Minimum Deliverable:

Features:
  ✓ Users can post comments
  ✓ Can view comment list

Technical:
  ✓ Comment model created
  ✓ Basic API implemented

Quality:
  ✓ Main path tests passing

4. Verification Checklist

Check each item when task ends:

Feature Verification:
  [ ] Logged-in user can post comment under article
  [ ] Comment appears immediately in comment list
  [ ] Can reply to comments (two-level replies)
  [ ] Can like comments
  [ ] Author can edit their comment
  [ ] Author can delete their comment

Technical Verification:
  [ ] npm test all passing
  [ ] npm run lint no errors
  [ ] API follows RESTful conventions

Security Verification:
  [ ] Comment content XSS filtered
  [ ] Non-logged-in users cannot post comments
  [ ] Users can only edit/delete their own comments

5. Execution

AI autonomously decides execution path based on (q₀, Σ, F):

  • Create database migration
  • Implement Comment model
  • Develop API endpoints
  • Write frontend components
  • Write test cases
  • Update documentation

Key: AI's execution path may vary, but must satisfy verification checklist (reach F)

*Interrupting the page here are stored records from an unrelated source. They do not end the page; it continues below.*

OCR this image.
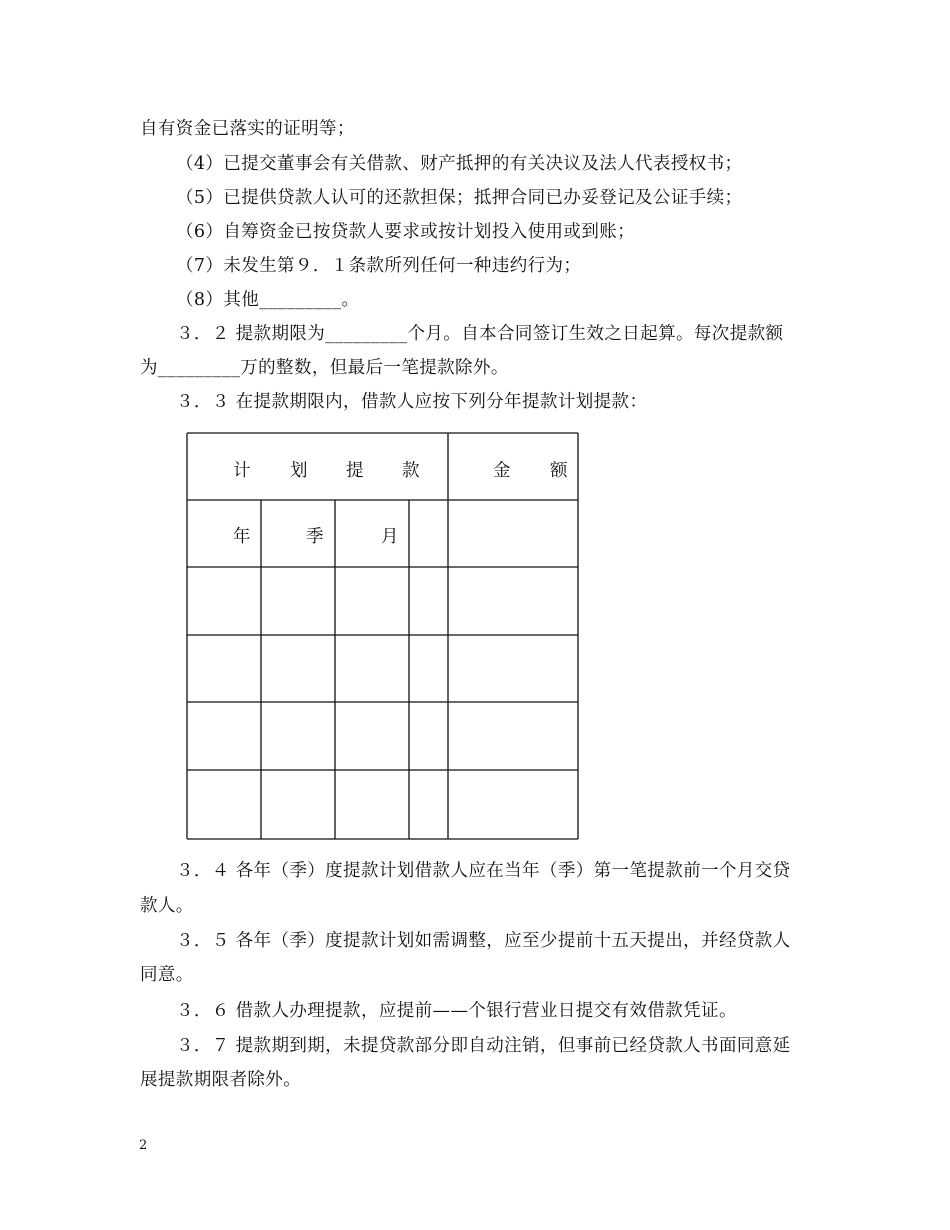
自有资金已落实的证明等；
（4）已提交董事会有关借款、财产抵押的有关决议及法人代表授权书；
（5）已提供贷款人认可的还款担保；抵押合同已办妥登记及公证手续；
（6）自筹资金已按贷款人要求或按计划投入使用或到账；
（7）未发生第９．１条款所列任何一种违约行为；
（8）其他_________。
３．２ 提款期限为_________个月。自本合同签订生效之日起算。每次提款额
为_________万的整数，但最后一笔提款除外。
３．３ 在提款期限内，借款人应按下列分年提款计划提款：
计 划 提 款	金 额
年	季	月
３．４ 各年（季）度提款计划借款人应在当年（季）第一笔提款前一个月交贷
款人。
３．５ 各年（季）度提款计划如需调整，应至少提前十五天提出，并经贷款人
同意。
３．６ 借款人办理提款，应提前——个银行营业日提交有效借款凭证。
３．７ 提款期到期，未提贷款部分即自动注销，但事前已经贷款人书面同意延
展提款期限者除外。
2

Traditional vs State Machine Comparison

Dimension Traditional Chat-style State Machine Style
Context Management Implicit in chat history, easily lost Explicitly defined in Σ, always visible
Goal Definition Vague natural language, "make a feature" Clear state description, verifiable checklist
Completion Judgment Subjective feeling, "looks about done" Objective verification, all boxes checked
Predictability Different results each time, luck-based Same input, consistent result, reproducible
Composability Hard to chain tasks, context breaks Clear state transfer between tasks, can form workflows
Atomicity Often abandoned halfway, leaves half-products Either complete or fail, no half-products
Parallel Collaboration Multiple AIs conflict Clear states, can parallelize, collaborate via state interfaces

Core Value of This Approach

1. Make AI Tasks Controllable

Three dimensions of control:

  • Predictable: Same input → same output
  • Verifiable: Clear completion criteria
  • Replaceable: Switch AI, same result

2. Make AI Collaboration Reliable

Reliability guarantees:

  • Atomicity: Tasks either succeed or fail, no half-products
  • Consistency: Multiple executions yield consistent results
  • Isolation: Tasks don't interfere with each other
  • Durability: State transitions are traceable

3. Make AI Workflows Composable

Task Network:

Task A's target state → Task B's initial state
Task B's target state → Task C's initial state
...
Forms composable workflow

Next Steps: How to Practice

For Product/Project Managers

When defining tasks, ask yourself 5 questions:

  1. What's the initial state? (What does it look like now)
  2. What's the target state? (What should it become)
  3. What context is needed? (What does AI need to know)
  4. How to verify completion? (What are the completion criteria)
  5. What's the minimum acceptable completion? (What's the MVP)

For Technical Leaders

When implementing, do three things:

  1. Establish task templates: Standardize task definition format
  2. Build context library: Maintain project tech stack, standards, design docs
  3. Design verification process: Automated tests + manual checklists

For AI Tool Developers

When building, consider three layers:

  1. Task engine: Parse state machine definition, drive AI execution
  2. State management: Record state transition traces, support rollback
  3. Verification framework: Automatically check if target state is reached

Summary

Core Idea:

  • Redesign AI tasks with state machine thinking
  • Focus on "production state" (what's produced), not "runtime state" (what's happening)
  • Explicitly define initial state, target state, context, verification criteria

Core Value:

  • Guarantee atomicity: Tasks either complete fully or don't happen
  • Guarantee consistency: Same input produces same result
  • Improve controllability: AI tasks go from "luck-based" to "predictable"

Where to Start:

  • Next time you assign a task to AI, think through these 5 elements first
  • Don't say "help me make a feature"
  • Say "from state A to state B, must satisfy condition C"

The future of AI collaboration isn't smarter AI—it's clearer task definitions.